La dimensión del carácter político de su abuelo chileno es, para la directora, tan importante como la profundidad mágica y prodigiosa de su abuelo ecuatoriano. Los himnos socialistas, las campañas políticas, las historias de las persecuciones y las difamaciones, la gráfica iconoclasta de las pinturas callejeras de la Unidad Popular, esbozan el retrato de un líder obrero de provincia. Nos cuenta la misma historia contada en centenares de películas y libros sobre la vida política de Chile de los sesentas y setentas, pero desde el otro lado. Desde el trabajo silencioso y cotidiano del que luego se convertirá en mártir. Lo mismo ocurre con Remo Dávila y su retrato: las fórmulas farmacéuticas, los morteros usados para la preparación de las pastillas salvadoras, los testimonios de sus pacientes –curados milagrosamente cuando ya solo esperaban la tumba–, el video casero en donde lo vemos sonreír, narran también la fábula del hombre sencillo, hogareño y amante del amor, que entrega su vida para que otros puedan vivir.
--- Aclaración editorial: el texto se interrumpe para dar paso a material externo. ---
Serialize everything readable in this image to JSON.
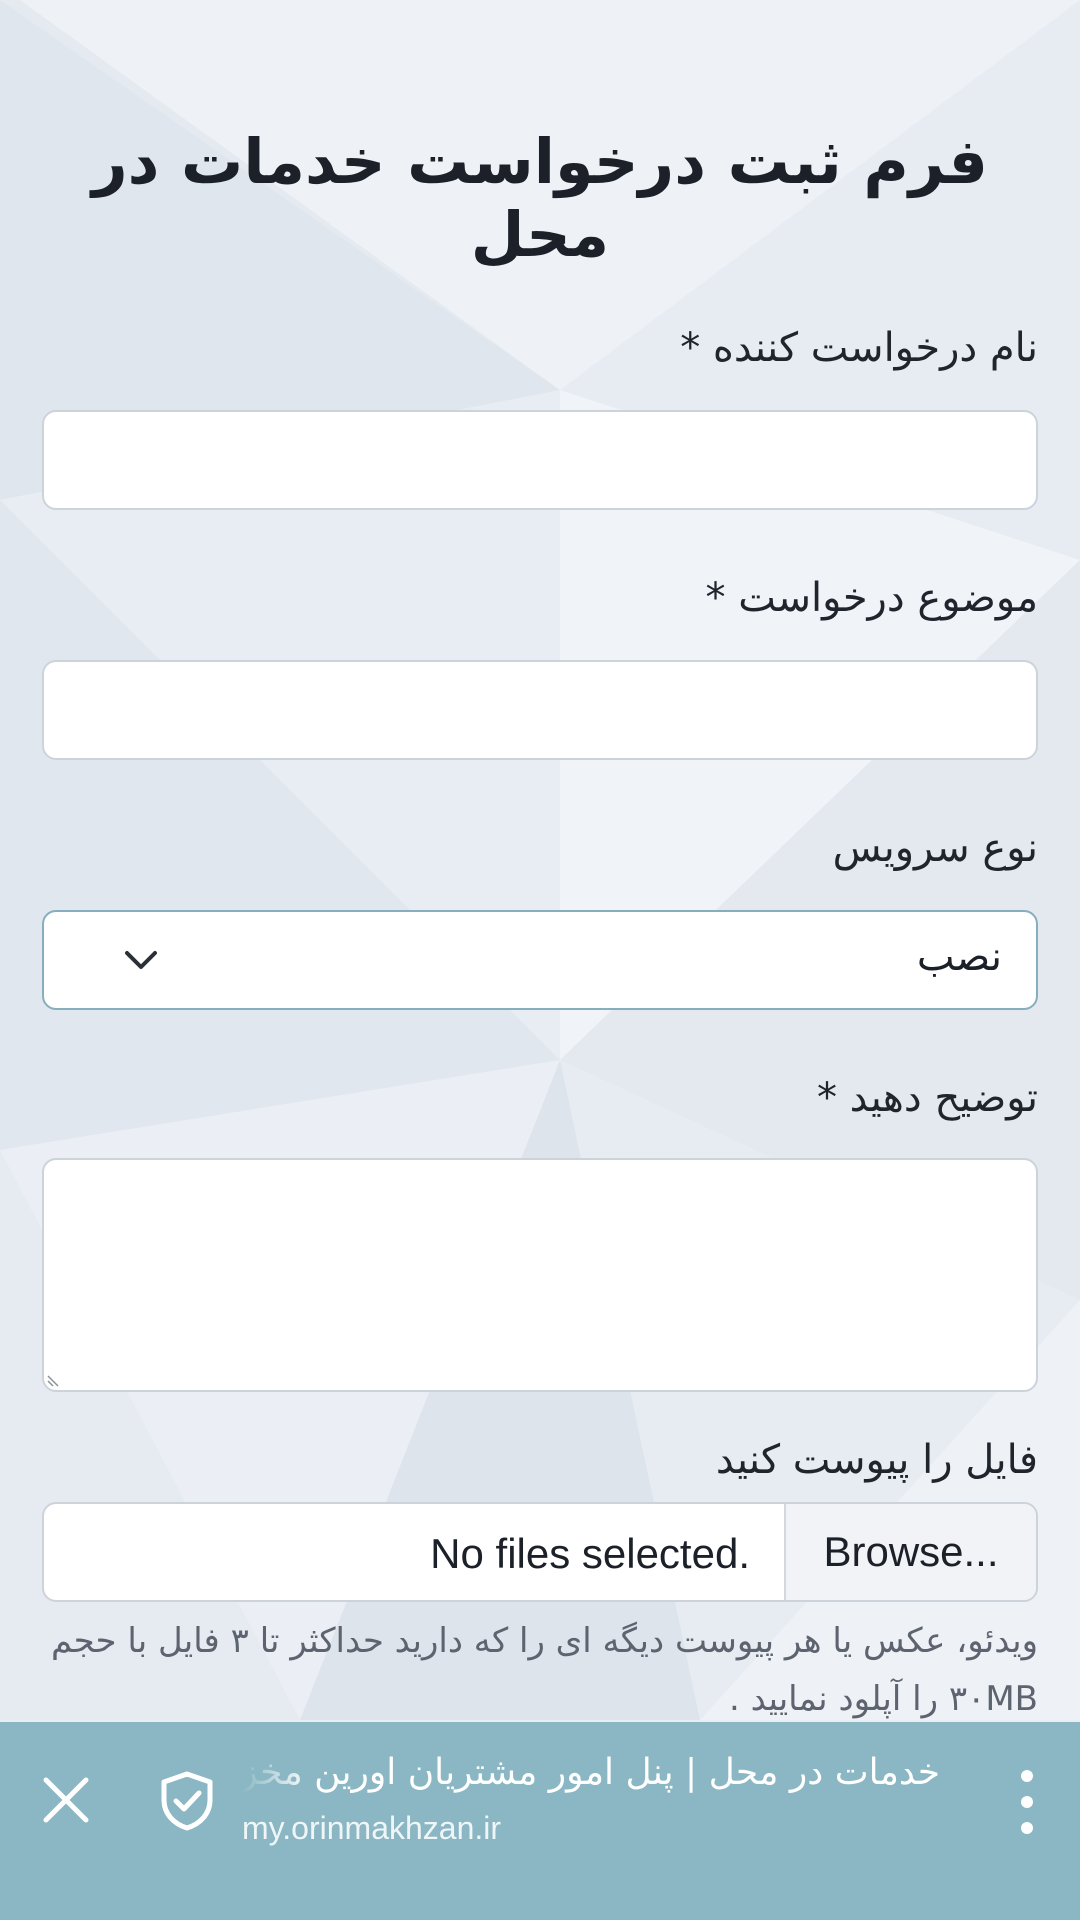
{
  "form": {
    "title": "فرم ثبت درخواست خدمات در محل",
    "requester_name_label": "نام درخواست کننده *",
    "requester_name_value": "",
    "subject_label": "موضوع درخواست *",
    "subject_value": "",
    "service_type_label": "نوع سرویس",
    "service_type_selected": "نصب",
    "description_label": "توضیح دهید *",
    "description_value": "",
    "attach_label": "فایل را پیوست کنید",
    "browse_label": "Browse...",
    "no_file_text": "No files selected.",
    "help_text": "ویدئو، عکس یا هر پیوست دیگه ای را که دارید حداکثر تا ۳ فایل با حجم ۳۰MB را آپلود نمایید ."
  },
  "custom_tab_bar": {
    "page_title": "خدمات در محل | پنل امور مشتریان اورین مخزن",
    "url": "my.orinmakhzan.ir",
    "close_icon": "close-icon",
    "security_icon": "shield-check-icon",
    "menu_icon": "more-vertical-icon",
    "background_color": "#8ab7c3"
  }
}
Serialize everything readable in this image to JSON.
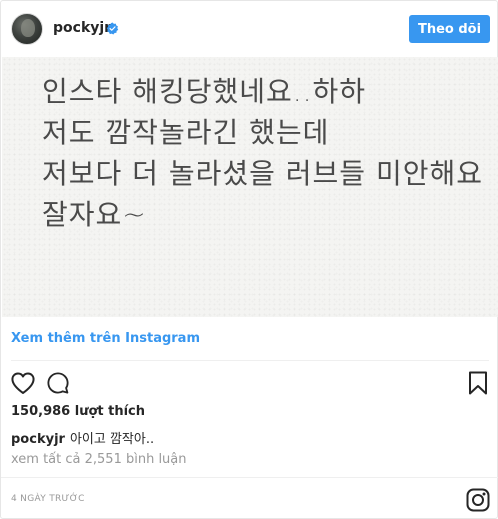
{
  "header": {
    "username": "pockyjr",
    "follow_label": "Theo dõi",
    "verified_color": "#3897f0"
  },
  "photo": {
    "lines": [
      "인스타 해킹당했네요..하하",
      "저도 깜작놀라긴 했는데",
      "저보다 더 놀라셨을 러브들 미안해요",
      "잘자요~"
    ]
  },
  "links": {
    "see_more": "Xem thêm trên Instagram"
  },
  "actions": {
    "icons": [
      "heart-icon",
      "comment-icon",
      "bookmark-icon"
    ]
  },
  "stats": {
    "likes": "150,986 lượt thích"
  },
  "caption": {
    "username": "pockyjr",
    "text": "아이고 깜작아.."
  },
  "comments": {
    "view_all": "xem tất cả 2,551 bình luận"
  },
  "footer": {
    "timestamp": "4 NGÀY TRƯỚC",
    "logo_icon": "instagram-icon"
  },
  "colors": {
    "accent": "#3897f0",
    "text": "#262626",
    "muted": "#999999"
  }
}
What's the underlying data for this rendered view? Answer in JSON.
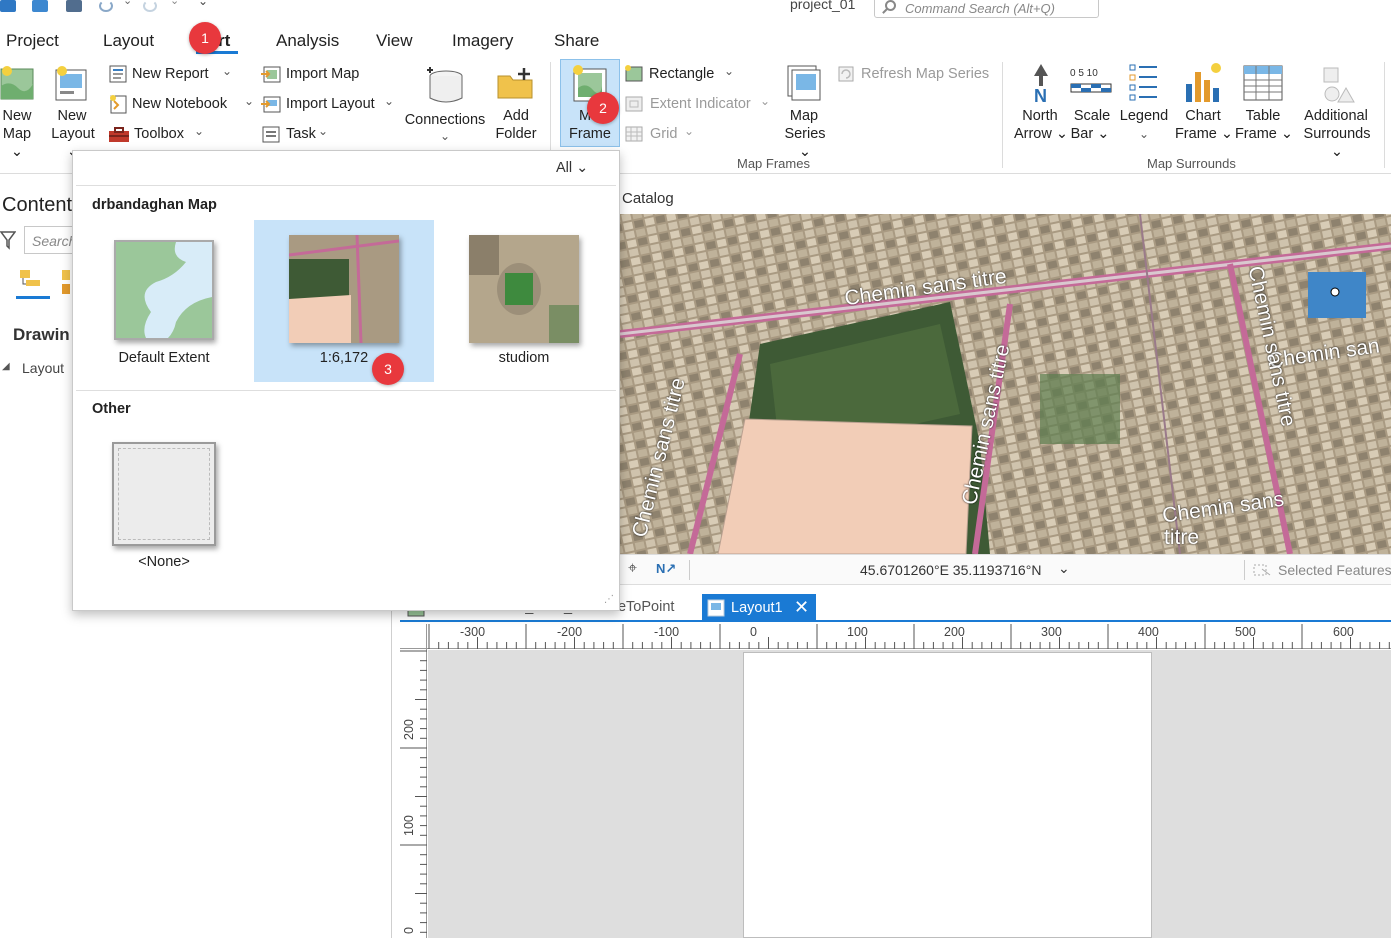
{
  "title_bar": {
    "project": "project_01",
    "search_placeholder": "Command Search (Alt+Q)"
  },
  "tabs": [
    "Project",
    "Layout",
    "Insert",
    "Analysis",
    "View",
    "Imagery",
    "Share"
  ],
  "tab_insert_visible": "rt",
  "ribbon": {
    "new_map": [
      "New",
      "Map"
    ],
    "new_layout": [
      "New",
      "Layout"
    ],
    "new_report": "New Report",
    "new_notebook": "New Notebook",
    "toolbox": "Toolbox",
    "import_map": "Import Map",
    "import_layout": "Import Layout",
    "task": "Task",
    "connections": "Connections",
    "add_folder": [
      "Add",
      "Folder"
    ],
    "map_frame": [
      "M",
      "Frame"
    ],
    "rectangle": "Rectangle",
    "extent_indicator": "Extent Indicator",
    "grid": "Grid",
    "map_series": [
      "Map",
      "Series"
    ],
    "refresh_map_series": "Refresh Map Series",
    "group_map_frames": "Map Frames",
    "north_arrow": [
      "North",
      "Arrow"
    ],
    "scale_bar": [
      "Scale",
      "Bar"
    ],
    "scale_bar_ticks": "0 5 10",
    "legend": "Legend",
    "chart_frame": [
      "Chart",
      "Frame"
    ],
    "table_frame": [
      "Table",
      "Frame"
    ],
    "additional_surrounds": [
      "Additional",
      "Surrounds"
    ],
    "group_map_surrounds": "Map Surrounds"
  },
  "contents": {
    "title": "Content",
    "search_placeholder": "Search",
    "drawing_order": "Drawin",
    "layout_item": "Layout"
  },
  "map": {
    "catalog_tab": "Catalog",
    "labels": [
      "Chemin sans titre",
      "Chemin sans titre",
      "Chemin sans titre",
      "Chemin san",
      "Chemin sans titre",
      "Chemin sans",
      "titre"
    ],
    "coords": "45.6701260°E 35.1193716°N",
    "selected_features": "Selected Features"
  },
  "layout_tabs": {
    "other": "Darbandikhan_GPS_XYTableToPoint",
    "active": "Layout1"
  },
  "ruler": {
    "top": [
      "-300",
      "-200",
      "-100",
      "0",
      "100",
      "200",
      "300",
      "400",
      "500",
      "600"
    ],
    "left": [
      "200",
      "100",
      "0"
    ]
  },
  "gallery": {
    "filter": "All",
    "section1": "drbandaghan Map",
    "items": [
      {
        "label": "Default Extent"
      },
      {
        "label": "1:6,172"
      },
      {
        "label": "studiom"
      }
    ],
    "section2": "Other",
    "none_label": "<None>"
  },
  "badges": [
    "1",
    "2",
    "3"
  ],
  "colors": {
    "accent": "#1a7ad4",
    "badge": "#e8383d",
    "selection": "#c8e3f9",
    "road": "#c46a98",
    "polygon": "#f2cdb7"
  }
}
Valencia los retrata, no podía ser de otra forma, con la gigantesca subjetividad que le impone ser su nieta.
Carla Valencia no afloja el control de su película a pesar de las cosas muy íntimas que cuenta. La narración de las vidas asombrosas de dos personas que amaban la vida y amaban que los otros vivieran mejor, desembocan inevitablemente en la narración de la muerte. Allí observamos temple y astucia. La historia no cae en sensiblería y se mantiene sobria y dinámica.
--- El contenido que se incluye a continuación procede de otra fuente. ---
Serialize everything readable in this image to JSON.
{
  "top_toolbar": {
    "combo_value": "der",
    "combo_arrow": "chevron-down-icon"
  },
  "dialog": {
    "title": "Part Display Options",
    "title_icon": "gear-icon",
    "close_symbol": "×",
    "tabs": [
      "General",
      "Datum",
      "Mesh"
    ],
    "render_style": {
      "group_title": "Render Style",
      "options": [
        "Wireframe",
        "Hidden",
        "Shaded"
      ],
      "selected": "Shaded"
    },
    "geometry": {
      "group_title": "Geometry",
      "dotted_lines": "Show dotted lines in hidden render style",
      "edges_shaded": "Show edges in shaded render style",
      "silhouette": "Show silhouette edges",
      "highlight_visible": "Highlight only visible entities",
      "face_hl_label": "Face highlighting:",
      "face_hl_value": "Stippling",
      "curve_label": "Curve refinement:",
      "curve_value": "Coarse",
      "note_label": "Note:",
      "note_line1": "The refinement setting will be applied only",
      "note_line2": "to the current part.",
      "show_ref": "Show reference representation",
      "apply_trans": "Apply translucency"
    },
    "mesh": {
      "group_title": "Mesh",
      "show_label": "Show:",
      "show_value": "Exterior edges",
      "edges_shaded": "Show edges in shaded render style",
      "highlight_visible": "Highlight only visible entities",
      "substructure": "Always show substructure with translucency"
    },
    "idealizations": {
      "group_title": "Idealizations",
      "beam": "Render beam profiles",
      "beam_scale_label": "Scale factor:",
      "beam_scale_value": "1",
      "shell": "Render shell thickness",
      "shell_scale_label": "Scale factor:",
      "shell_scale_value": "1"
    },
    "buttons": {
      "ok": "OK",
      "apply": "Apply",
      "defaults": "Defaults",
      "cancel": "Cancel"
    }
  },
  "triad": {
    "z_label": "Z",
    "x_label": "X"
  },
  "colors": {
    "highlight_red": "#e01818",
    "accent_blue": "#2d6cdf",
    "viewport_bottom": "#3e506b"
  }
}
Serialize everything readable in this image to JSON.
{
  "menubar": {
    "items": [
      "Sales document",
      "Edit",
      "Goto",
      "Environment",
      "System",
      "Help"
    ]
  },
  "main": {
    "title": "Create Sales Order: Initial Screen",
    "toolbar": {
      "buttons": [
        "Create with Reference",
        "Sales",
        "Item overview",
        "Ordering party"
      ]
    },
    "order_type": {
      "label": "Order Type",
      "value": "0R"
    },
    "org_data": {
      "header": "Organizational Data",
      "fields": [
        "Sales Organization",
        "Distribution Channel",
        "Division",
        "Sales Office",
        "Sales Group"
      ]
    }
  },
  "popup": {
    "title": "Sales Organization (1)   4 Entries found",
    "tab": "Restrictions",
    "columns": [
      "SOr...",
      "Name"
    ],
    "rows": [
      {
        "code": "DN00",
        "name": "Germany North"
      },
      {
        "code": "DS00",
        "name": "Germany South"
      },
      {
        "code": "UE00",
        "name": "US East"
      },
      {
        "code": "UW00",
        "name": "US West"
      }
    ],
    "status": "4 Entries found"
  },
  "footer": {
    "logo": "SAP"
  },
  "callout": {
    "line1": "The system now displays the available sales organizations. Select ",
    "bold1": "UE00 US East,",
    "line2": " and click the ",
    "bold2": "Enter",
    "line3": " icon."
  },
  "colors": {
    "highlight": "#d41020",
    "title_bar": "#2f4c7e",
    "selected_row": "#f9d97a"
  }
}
Abuelos es una película que no cumple solo con contar las dos extrañas y conmovedoras historias de Juan y Remo. Es también una suerte de confesionario privado de su realizadora, que se reconoce fiel a las ideas y estampas de sus dos ascendientes. Es en su voz que casi se quiebra, en la ternura y el espanto de la saga, en las infinitas lágrimas derramadas por todos los participantes de este filme, en la entera valentía de mostrarlas, en el agua de río y mar que finalmente se han encontrado en el Pacífico, en donde hallamos el verdadero sentimiento de esta sencilla y emotiva película.